Nous traversons une période cruciale. La crise actuelle, qui fort heureusement tend à s’atténuer, nous a placés face à nos responsabilités et il est clair que l’entreprise a un rôle important à jouer pour combler les failles de notre modèle de développement, réagir face à l’injustice, être plus équitable, plus responsable.
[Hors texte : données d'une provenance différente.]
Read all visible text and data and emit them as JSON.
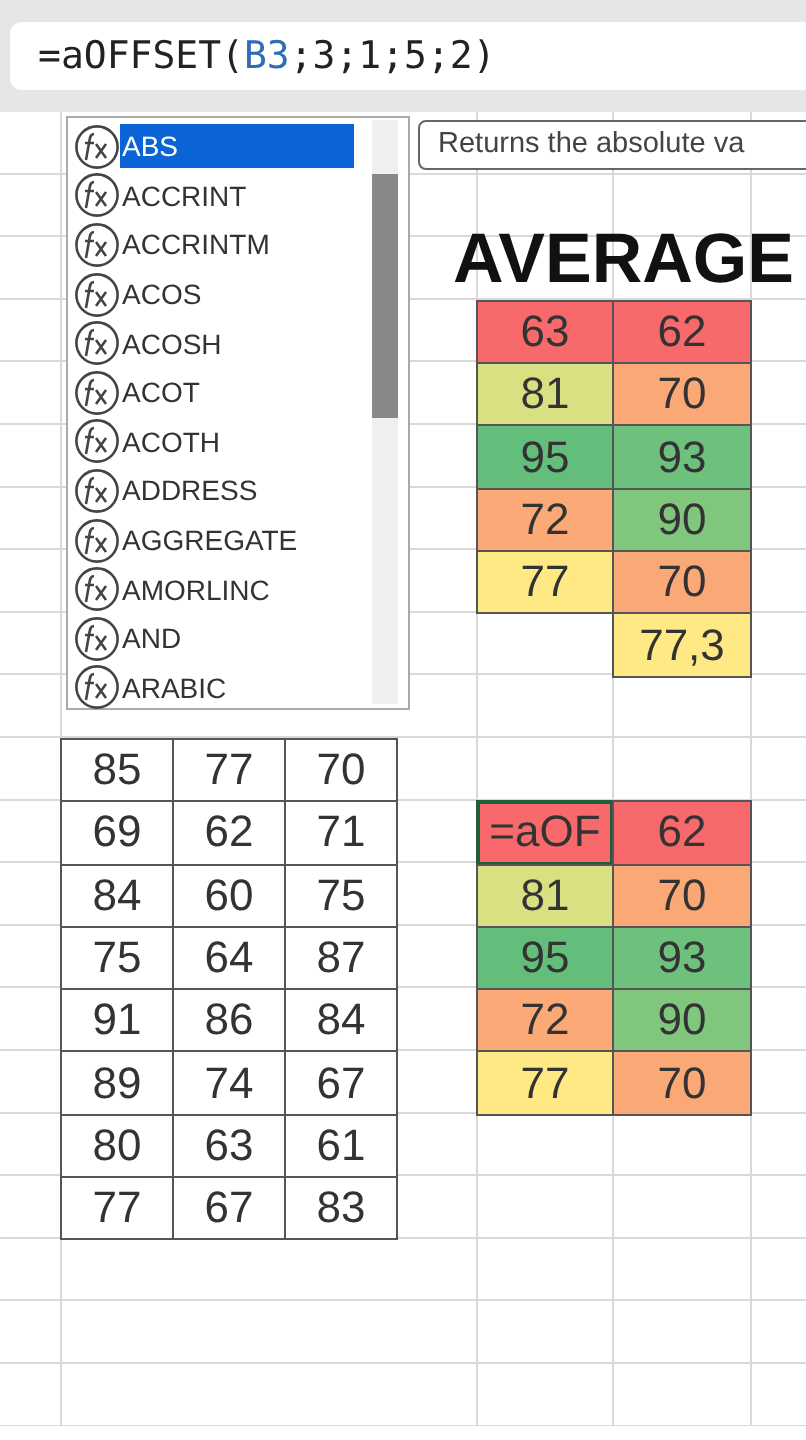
{
  "formula_bar": {
    "segments": [
      {
        "kind": "plain",
        "text": "=aOFFSET("
      },
      {
        "kind": "ref",
        "text": "B3"
      },
      {
        "kind": "plain",
        "text": ";3;1;5;2)"
      }
    ]
  },
  "autocomplete": {
    "items": [
      {
        "label": "ABS",
        "selected": true
      },
      {
        "label": "ACCRINT",
        "selected": false
      },
      {
        "label": "ACCRINTM",
        "selected": false
      },
      {
        "label": "ACOS",
        "selected": false
      },
      {
        "label": "ACOSH",
        "selected": false
      },
      {
        "label": "ACOT",
        "selected": false
      },
      {
        "label": "ACOTH",
        "selected": false
      },
      {
        "label": "ADDRESS",
        "selected": false
      },
      {
        "label": "AGGREGATE",
        "selected": false
      },
      {
        "label": "AMORLINC",
        "selected": false
      },
      {
        "label": "AND",
        "selected": false
      },
      {
        "label": "ARABIC",
        "selected": false
      }
    ],
    "tooltip": "Returns the absolute va"
  },
  "heading": "AVERAGE",
  "left_table": {
    "rows": [
      [
        "85",
        "77",
        "70"
      ],
      [
        "69",
        "62",
        "71"
      ],
      [
        "84",
        "60",
        "75"
      ],
      [
        "75",
        "64",
        "87"
      ],
      [
        "91",
        "86",
        "84"
      ],
      [
        "89",
        "74",
        "67"
      ],
      [
        "80",
        "63",
        "61"
      ],
      [
        "77",
        "67",
        "83"
      ]
    ]
  },
  "top_table": {
    "rows": [
      [
        {
          "value": "63",
          "color": "#f8696b"
        },
        {
          "value": "62",
          "color": "#f8696b"
        }
      ],
      [
        {
          "value": "81",
          "color": "#d9e082"
        },
        {
          "value": "70",
          "color": "#fba877"
        }
      ],
      [
        {
          "value": "95",
          "color": "#63be7b"
        },
        {
          "value": "93",
          "color": "#6ec17c"
        }
      ],
      [
        {
          "value": "72",
          "color": "#fbaa77"
        },
        {
          "value": "90",
          "color": "#80c77d"
        }
      ],
      [
        {
          "value": "77",
          "color": "#ffe984"
        },
        {
          "value": "70",
          "color": "#fba877"
        }
      ]
    ],
    "average": {
      "value": "77,3",
      "color": "#ffe984"
    }
  },
  "bottom_table": {
    "rows": [
      [
        {
          "value": "=aOF",
          "color": "#f8696b",
          "active": true
        },
        {
          "value": "62",
          "color": "#f8696b",
          "active": false
        }
      ],
      [
        {
          "value": "81",
          "color": "#d9e082",
          "active": false
        },
        {
          "value": "70",
          "color": "#fba877",
          "active": false
        }
      ],
      [
        {
          "value": "95",
          "color": "#63be7b",
          "active": false
        },
        {
          "value": "93",
          "color": "#6ec17c",
          "active": false
        }
      ],
      [
        {
          "value": "72",
          "color": "#fbaa77",
          "active": false
        },
        {
          "value": "90",
          "color": "#80c77d",
          "active": false
        }
      ],
      [
        {
          "value": "77",
          "color": "#ffe984",
          "active": false
        },
        {
          "value": "70",
          "color": "#fba877",
          "active": false
        }
      ]
    ]
  }
}
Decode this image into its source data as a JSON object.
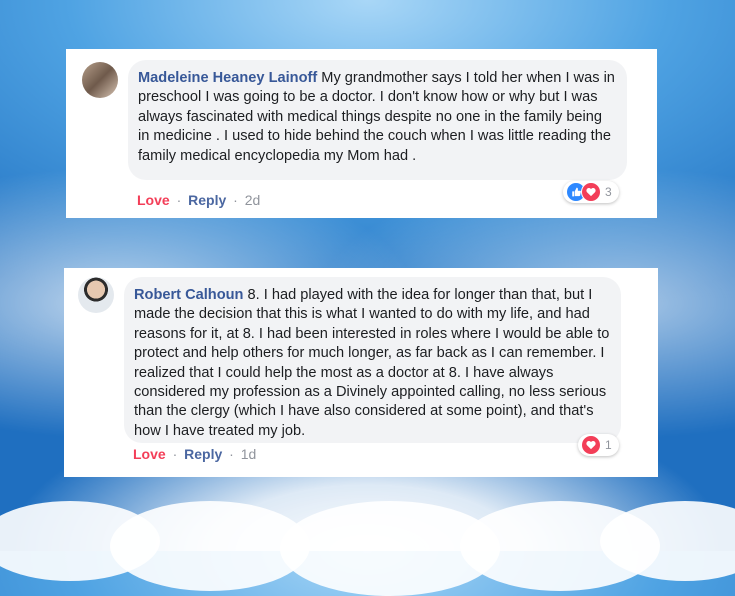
{
  "comments": [
    {
      "author": "Madeleine Heaney Lainoff",
      "text": "My grandmother says I told her when I was in preschool I was going to be a doctor. I don't know how or why but I was always fascinated with medical things despite no one in the family being in medicine . I used to hide behind the couch when I was little reading the family medical encyclopedia my Mom had .",
      "reaction_count": "3",
      "reaction_icons": [
        "like-icon",
        "love-icon"
      ],
      "love_label": "Love",
      "reply_label": "Reply",
      "time": "2d"
    },
    {
      "author": "Robert Calhoun",
      "text": "8. I had played with the idea for longer than that, but I made the decision that this is what I wanted to do with my life, and had reasons for it, at 8. I had been interested in roles where I would be able to protect and help others for much longer, as far back as I can remember. I realized that I could help the most as a doctor at 8. I have always considered my profession as a Divinely appointed calling, no less serious than the clergy (which I have also considered at some point), and that's how I have treated my job.",
      "reaction_count": "1",
      "reaction_icons": [
        "love-icon"
      ],
      "love_label": "Love",
      "reply_label": "Reply",
      "time": "1d"
    }
  ],
  "separator": "·",
  "colors": {
    "author": "#385898",
    "love": "#f33e58",
    "reply": "#4b67a1",
    "bubble": "#f2f3f5",
    "like_reaction": "#2d88ff"
  }
}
Pour répondre aux défis d’aujourd’hui, les leaders doivent avoir bien plus que la réussite économique de leur organisation dans leur ligne de mire. Ils doivent mettre leur ambition, leur talent et leur leadership au service de la communauté, et en même temps connaître le succès économique. Il faut l’un ET l’autre et non l’un au détriment de l’autre. Car pour contribuer au bien-être de la communauté et de notre planète, on doit bien évidemment créer de la prospérité.

Qu’on la désigne comme une entreprise humaniste, responsable, progressiste ou qu’on parle de purpose economy, ce n’est pas l’appellation qui compte mais plutôt de réussir à allier prospérité économique et utilité sociale.

Avez-vous déjà pensé à la façon dont votre entreprise pourrait créer de la valeur pour toutes ses parties prenantes? Les dirigeants savent résoudre des problèmes et prendre des décisions. Ils ont le talent et le pouvoir de s’adapter. Ils ont le pouvoir et le devoir de changer les choses pour construire un monde meilleur. C’est le moment idéal pour y réfléchir...

 

Notes:

1 Baromètre de confiance Edelman 2020.

2 Allocution, Cercle canadien de Montréal, 13 février 2017.